Dans ma chronique en langue arabe parue dans Zamane d’octobre 2023, intitulée «Le danger du Sahara pour l’Algérie», j’avais averti que l’Algérie se retrouverait dans une situation difficile en raison de sa longue frontière saharienne. Il est important de préciser que je faisais référence ici au Sahara central, allant de l’océan Atlantique jusqu’aux frontières du Soudan, et non au Sahara marocain, souvent appelé Sahara occidental dans la terminologie onusienne. L’Algérie, héritière du projet colonial français, a récupéré des frontières tracées par la France, souvent sans tenir compte des réalités géographiques et culturelles locales. Ce découpage colonial, qui a permis à la France d’étendre son influence sur une vaste portion de l’Afrique du Nord, a légué à l’Algérie un territoire complexe et difficile à gérer. La France, en cherchant à renforcer son empire, a grignoté des territoires du Maroc, mais aussi des parties du territoire tunisien et libyen, créant des frontières qui n’avaient pas de fondement dans les réalités locales. Aujourd’hui, avec les relations tendues que l’Algérie a créées avec le Mali, le Niger, la Lybie de Hafter, avec l’alliance qui se crée entre le Maroc et la Mauritanie, ces frontières héritées sont devenues un fardeau pour l’Algérie. Le Sahara central, immense et aride, est devenu une zone particulièrement difficile à contrôler. Avec plus de 7000 kilomètres de frontière désertique, l’Algérie fait face à une situation géopolitique complexe. Les étendues du désert, qui étaient autrefois considérées comme des zones stratégiques, se sont transformées en des régions hostiles. Le contrôle de ces frontières est extrêmement difficile, et l’Algérie se trouve en proie à une multitude de défis.

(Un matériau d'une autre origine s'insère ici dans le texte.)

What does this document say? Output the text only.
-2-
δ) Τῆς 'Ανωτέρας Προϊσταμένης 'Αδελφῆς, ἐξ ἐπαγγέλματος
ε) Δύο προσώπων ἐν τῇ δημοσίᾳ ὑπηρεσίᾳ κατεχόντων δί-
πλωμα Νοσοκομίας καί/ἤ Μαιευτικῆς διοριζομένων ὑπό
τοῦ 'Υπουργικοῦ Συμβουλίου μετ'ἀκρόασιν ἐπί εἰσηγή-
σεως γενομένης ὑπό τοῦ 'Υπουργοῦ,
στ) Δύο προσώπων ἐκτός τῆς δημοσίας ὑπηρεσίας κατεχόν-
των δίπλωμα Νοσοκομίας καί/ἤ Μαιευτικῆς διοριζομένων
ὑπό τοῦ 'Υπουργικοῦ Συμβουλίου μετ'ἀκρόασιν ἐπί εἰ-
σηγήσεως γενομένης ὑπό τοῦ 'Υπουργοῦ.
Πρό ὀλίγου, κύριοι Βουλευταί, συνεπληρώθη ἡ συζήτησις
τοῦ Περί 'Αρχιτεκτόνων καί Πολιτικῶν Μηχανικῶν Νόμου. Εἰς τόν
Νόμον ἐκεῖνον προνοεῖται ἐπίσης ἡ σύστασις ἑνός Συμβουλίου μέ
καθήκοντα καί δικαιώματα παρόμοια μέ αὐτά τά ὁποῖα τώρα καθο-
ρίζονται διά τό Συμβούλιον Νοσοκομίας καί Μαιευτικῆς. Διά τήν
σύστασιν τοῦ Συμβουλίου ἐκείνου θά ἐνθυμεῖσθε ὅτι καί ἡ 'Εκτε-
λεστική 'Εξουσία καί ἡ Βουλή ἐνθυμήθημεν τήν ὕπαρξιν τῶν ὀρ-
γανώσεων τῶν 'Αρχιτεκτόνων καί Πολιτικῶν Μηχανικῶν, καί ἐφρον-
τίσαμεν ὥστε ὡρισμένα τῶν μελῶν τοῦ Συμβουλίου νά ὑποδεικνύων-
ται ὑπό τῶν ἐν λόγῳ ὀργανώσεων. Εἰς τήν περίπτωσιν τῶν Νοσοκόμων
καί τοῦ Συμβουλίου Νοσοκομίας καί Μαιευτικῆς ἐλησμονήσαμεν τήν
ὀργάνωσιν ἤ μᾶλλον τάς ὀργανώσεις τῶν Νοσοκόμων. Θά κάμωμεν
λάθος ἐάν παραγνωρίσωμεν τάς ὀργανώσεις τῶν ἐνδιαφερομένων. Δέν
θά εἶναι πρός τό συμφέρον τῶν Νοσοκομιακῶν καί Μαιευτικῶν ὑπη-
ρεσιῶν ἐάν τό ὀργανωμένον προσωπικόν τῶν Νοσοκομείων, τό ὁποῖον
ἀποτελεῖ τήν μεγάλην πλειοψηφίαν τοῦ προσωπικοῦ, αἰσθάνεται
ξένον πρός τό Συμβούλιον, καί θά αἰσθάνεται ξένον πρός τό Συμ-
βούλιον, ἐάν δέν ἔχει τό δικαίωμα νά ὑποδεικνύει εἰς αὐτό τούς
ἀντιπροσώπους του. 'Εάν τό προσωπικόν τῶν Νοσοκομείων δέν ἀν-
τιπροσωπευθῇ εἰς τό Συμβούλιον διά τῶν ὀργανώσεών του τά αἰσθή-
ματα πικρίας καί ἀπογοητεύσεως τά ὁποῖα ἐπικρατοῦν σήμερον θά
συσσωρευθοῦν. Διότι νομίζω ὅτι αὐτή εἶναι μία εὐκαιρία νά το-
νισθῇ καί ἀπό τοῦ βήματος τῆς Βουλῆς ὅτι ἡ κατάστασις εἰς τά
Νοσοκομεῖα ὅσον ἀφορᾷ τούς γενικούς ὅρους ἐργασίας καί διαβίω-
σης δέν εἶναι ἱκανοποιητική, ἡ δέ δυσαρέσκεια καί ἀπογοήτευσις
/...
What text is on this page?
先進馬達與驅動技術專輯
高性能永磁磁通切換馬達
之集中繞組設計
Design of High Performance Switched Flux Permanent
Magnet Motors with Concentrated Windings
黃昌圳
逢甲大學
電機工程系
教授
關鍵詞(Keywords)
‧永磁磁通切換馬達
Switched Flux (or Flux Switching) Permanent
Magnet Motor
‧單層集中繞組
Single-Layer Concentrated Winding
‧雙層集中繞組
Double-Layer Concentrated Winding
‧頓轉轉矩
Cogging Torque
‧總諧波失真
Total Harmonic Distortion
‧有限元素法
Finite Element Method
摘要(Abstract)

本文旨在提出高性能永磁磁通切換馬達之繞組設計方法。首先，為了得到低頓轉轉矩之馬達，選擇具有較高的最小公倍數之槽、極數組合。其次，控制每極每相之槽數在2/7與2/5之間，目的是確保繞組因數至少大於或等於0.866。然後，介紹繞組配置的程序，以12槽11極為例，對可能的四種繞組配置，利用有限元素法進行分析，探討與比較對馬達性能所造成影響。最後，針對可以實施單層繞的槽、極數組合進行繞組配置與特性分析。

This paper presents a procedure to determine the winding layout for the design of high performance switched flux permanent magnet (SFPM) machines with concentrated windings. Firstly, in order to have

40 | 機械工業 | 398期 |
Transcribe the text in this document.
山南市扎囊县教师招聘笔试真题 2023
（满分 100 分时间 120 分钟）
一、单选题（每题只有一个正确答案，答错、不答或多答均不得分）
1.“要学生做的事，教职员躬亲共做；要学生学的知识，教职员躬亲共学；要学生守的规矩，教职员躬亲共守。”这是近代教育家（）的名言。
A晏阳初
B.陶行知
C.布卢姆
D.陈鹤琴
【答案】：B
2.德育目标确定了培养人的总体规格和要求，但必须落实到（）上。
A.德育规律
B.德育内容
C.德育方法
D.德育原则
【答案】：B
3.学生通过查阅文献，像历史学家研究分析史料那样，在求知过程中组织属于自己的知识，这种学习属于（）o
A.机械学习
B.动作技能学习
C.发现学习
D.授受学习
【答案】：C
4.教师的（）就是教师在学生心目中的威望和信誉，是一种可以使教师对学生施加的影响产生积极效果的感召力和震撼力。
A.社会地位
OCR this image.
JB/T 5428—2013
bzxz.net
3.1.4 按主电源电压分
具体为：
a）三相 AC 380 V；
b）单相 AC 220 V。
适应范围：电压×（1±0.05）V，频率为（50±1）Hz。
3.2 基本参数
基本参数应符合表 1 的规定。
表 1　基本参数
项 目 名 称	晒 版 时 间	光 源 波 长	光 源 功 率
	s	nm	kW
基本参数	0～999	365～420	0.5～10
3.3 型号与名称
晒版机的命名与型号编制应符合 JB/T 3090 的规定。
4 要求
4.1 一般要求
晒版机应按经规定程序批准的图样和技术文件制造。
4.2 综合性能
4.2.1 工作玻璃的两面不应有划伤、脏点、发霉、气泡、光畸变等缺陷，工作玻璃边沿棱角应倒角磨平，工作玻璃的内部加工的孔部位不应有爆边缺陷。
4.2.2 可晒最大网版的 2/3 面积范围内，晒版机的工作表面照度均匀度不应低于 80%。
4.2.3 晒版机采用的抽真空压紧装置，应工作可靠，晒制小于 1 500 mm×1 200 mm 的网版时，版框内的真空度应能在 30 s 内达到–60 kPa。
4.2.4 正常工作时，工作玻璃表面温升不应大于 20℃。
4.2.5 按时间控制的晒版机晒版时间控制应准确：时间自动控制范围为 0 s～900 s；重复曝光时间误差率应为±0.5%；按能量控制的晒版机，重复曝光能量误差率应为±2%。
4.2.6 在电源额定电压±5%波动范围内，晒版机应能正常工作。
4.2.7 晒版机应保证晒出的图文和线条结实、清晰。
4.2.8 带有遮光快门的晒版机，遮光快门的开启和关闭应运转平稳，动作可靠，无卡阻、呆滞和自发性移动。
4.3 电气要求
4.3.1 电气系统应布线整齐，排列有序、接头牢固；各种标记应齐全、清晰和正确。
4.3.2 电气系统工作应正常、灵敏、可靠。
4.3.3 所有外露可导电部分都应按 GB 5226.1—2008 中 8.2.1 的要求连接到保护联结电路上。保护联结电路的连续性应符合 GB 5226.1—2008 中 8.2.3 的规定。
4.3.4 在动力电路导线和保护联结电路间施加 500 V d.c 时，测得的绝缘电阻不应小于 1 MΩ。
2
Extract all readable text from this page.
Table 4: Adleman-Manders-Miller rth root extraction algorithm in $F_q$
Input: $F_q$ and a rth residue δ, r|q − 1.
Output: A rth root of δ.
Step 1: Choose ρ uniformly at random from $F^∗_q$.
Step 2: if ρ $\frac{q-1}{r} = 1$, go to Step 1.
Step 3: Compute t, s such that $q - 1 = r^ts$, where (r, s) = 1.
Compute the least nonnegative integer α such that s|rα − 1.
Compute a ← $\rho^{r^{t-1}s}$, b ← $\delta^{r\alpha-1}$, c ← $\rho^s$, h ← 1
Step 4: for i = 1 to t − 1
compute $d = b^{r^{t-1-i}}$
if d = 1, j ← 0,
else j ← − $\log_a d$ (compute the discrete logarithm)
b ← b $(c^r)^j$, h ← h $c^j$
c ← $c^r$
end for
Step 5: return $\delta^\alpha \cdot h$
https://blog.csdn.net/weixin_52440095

La fragilité de la situation est renforcée par l’hostilité que l’Algérie nourrit vis-à-vis de ses voisins, ainsi que certaines dynamiques internes. Sa position dans le Sahel est particulièrement vulnérable. Le Mali, le Niger et la Libye sont des pays où l’instabilité règne (et l’Algérie n’est point innocente dans ces troubles), et cette instabilité est exacerbée par les tensions internes et les influences étrangères.
De plus, les choix géopolitiques de l’Algérie, notamment son soutien au Polisario, ont nourri une inimitié avec le Maroc, et ont contribué à une polarisation géopolitique dans la région. Les tensions liées au Sahara occidental sont un facteur supplémentaire de fragilité, l’Algérie étant perçue comme un acteur incontournable dans ce conflit. En créant le Polisario et en l’armant et en l’accueillant sur son sol l’Algérie a mis du poison dans son propre nid. La libre circulation des armes sur son propre sol et surtout entre les mains de populations frustrées est une bombe qui risque de lui exploser de l’intérieur même de son territoire. Les frontières de l’Algérie ne sont pas seulement des lignes de démarcation géographiques ; elles sont devenues des zones d’affrontements, de trafic et de radicalisation.
Les groupes armés, les trafiquants de drogue et autres acteurs non étatiques prospèrent dans cette vaste région désertique, et l’Algérie peine à maintenir son autorité sur ces territoires. L’instabilité qui touche le Sahel, nourrie par des conflits internes et par des intérêts étrangers, rend la gestion de ces frontières encore plus complexe et périlleuse.
Face à ces défis, l’Algérie se trouve prise dans un dilemme : entre maintenir l’intégrité de ses frontières héritées de la colonisation et gérer une réalité géopolitique marquée par l’instabilité et les conflits régionaux. La situation est d’autant plus difficile que l’Algérie semble parfois alimenter les tensions au lieu de les désamorcer, par des actions qui nourrissent des inimitiés et compliquent ses relations avec ses voisins, notamment la Mauritanie et le Maroc. L’Algérie, jadis se définissant elle-même comme un acteur majeur dans la région, semble aujourd’hui avoir du mal à faire face à ses propres limites. Ses frontières sahariennes, plutôt que d’être une source de richesse et de stabilité, sont devenues un fardeau. La gestion de ce territoire immense et difficile reste l’un des plus grands défis géopolitiques du pays. Le danger pour l’Algérie réside dans cette incapacité à sécuriser son territoire saharien. Les conséquences de cet héritage colonial et de la gestion des frontières mal définies sont claires : l’Algérie doit désormais naviguer entre ses ambitions géopolitiques et la gestion d’une zone géographique complexe. Le Sahara, jadis considéré comme une zone stratégique, devient une frontière que le pays peine à contrôler et à sécuriser, alors même que l’instabilité de certains de ses voisins et les tensions internes compliquent davantage la situation.